Debt to Income Ratio
Mortgage Dictionary -> Debt to Income Ratio
Monthly housing and debt payments divided by the gross monthly income.
When it comes time to consider how much of a mortgage you can afford, you might be confused as to how much is too much. Fortunately, there is an easy way of determining this and it's not math intensive at all. The debt-to-income ratio not only tells you how much of a mortgage you can afford, but also tells lenders how much you can really afford.
What is the Debt to Income Ratio?
It is the ratio of housing and debt payments divided by the gross monthly income. A good debt to income ratio is considered to be 0.28, although some lenders and financial experts believe a debt to income ratio of as much as 0.35 is fine as well.

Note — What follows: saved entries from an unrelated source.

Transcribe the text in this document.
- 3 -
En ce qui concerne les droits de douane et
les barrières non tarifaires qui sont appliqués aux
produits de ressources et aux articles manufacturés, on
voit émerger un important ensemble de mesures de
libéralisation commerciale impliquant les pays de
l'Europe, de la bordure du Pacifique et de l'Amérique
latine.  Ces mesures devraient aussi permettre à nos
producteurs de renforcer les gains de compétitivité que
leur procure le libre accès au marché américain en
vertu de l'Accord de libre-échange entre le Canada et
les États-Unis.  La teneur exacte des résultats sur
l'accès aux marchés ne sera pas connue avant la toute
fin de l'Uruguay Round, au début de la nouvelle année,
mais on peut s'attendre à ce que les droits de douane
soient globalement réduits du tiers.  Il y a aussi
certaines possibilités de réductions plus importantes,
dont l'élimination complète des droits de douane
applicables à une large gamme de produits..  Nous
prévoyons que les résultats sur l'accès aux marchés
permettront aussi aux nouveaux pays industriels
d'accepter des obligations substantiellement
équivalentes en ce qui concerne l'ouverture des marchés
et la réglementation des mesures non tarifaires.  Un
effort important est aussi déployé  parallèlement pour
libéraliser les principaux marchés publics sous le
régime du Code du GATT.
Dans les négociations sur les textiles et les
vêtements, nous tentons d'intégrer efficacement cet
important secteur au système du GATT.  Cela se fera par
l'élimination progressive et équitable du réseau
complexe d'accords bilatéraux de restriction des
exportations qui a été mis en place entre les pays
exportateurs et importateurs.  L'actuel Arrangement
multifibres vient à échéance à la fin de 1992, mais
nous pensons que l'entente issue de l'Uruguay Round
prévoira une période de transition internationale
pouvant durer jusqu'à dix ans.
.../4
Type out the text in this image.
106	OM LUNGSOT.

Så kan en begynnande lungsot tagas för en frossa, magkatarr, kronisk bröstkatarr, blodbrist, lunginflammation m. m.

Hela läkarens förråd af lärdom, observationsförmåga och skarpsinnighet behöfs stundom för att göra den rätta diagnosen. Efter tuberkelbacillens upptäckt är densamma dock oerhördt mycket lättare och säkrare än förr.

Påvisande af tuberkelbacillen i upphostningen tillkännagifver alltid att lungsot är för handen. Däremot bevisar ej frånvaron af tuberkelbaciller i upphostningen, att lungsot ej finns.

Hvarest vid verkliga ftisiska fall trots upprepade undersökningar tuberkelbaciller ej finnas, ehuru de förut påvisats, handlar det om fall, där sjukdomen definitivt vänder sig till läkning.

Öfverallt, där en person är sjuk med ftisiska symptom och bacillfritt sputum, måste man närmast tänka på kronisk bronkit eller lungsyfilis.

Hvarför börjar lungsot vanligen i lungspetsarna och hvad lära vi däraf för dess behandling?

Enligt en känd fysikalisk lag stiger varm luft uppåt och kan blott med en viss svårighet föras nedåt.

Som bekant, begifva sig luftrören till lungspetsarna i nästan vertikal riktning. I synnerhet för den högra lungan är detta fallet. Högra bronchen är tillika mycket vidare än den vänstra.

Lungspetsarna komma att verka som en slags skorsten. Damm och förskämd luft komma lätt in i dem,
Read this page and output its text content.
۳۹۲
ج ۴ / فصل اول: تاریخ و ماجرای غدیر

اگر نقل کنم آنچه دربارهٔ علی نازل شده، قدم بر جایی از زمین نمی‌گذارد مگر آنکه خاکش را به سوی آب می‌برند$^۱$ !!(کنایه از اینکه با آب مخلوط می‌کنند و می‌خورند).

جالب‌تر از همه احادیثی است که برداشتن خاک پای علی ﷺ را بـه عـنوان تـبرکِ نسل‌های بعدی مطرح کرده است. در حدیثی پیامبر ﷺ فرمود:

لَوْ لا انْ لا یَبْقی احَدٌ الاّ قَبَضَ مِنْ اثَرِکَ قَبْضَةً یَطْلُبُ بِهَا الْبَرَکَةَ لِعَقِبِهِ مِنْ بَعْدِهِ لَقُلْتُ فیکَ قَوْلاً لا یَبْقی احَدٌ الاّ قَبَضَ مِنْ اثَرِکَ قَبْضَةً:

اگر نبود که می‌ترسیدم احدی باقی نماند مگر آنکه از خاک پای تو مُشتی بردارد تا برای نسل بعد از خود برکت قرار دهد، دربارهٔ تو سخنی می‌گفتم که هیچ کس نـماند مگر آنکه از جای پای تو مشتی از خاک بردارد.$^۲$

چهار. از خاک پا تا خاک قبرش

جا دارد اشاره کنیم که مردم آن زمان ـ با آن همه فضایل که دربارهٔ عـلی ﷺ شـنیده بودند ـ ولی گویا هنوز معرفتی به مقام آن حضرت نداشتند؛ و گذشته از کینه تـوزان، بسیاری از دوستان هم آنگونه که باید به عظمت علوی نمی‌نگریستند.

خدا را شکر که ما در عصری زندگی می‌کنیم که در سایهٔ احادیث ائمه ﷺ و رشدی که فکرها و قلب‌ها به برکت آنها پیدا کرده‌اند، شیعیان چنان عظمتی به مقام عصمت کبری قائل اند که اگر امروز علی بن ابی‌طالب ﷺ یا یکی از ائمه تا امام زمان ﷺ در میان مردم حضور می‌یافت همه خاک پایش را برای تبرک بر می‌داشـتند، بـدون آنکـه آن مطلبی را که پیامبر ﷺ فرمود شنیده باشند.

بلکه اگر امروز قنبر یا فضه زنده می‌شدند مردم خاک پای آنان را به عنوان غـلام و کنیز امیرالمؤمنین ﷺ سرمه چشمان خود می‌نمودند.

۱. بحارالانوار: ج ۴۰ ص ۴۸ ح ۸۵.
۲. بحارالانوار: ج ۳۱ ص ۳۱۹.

How to Calculate the Debt to Income Ratio
Unlike many other financial formulas, calculating the debt to income ratio is actually really easy. You simply add up your debt and monthly housing payments and then divide this amount by your gross monthly income (which is your income after taxes are subtracted. So, if you have $500 in debt payments and $500 in monthly housing payments, this would be $1000 per month in expenses. If you make $3000 per month, you'd divide $1000 by $3000 to get the debt to income ratio of 0.30 which is considered to be either average or a little bit high.
Why the Debt to Income Ratio is Important
There are many other expenses that you probably have every month besides what you pay for your mortgage/rent and debt, so it's foolish to think a debt to income ratio of 0.50 is acceptable, as that leaves very little for your other expenses, as well as savings. It is for this reason that a debt to income ratio of 0.30 or less is considered the standard and most lenders adhere to this standard as well.
What the Debt to Income Ratio Tells Lenders
The debt to income ratio tells lenders just how much you really can afford when it comes to mortgages. It will tell them whether a $600 per month mortgage payment is OK, or if you can afford a mortgage that will cost you $1000 a month. It's probably the most important ratio there is.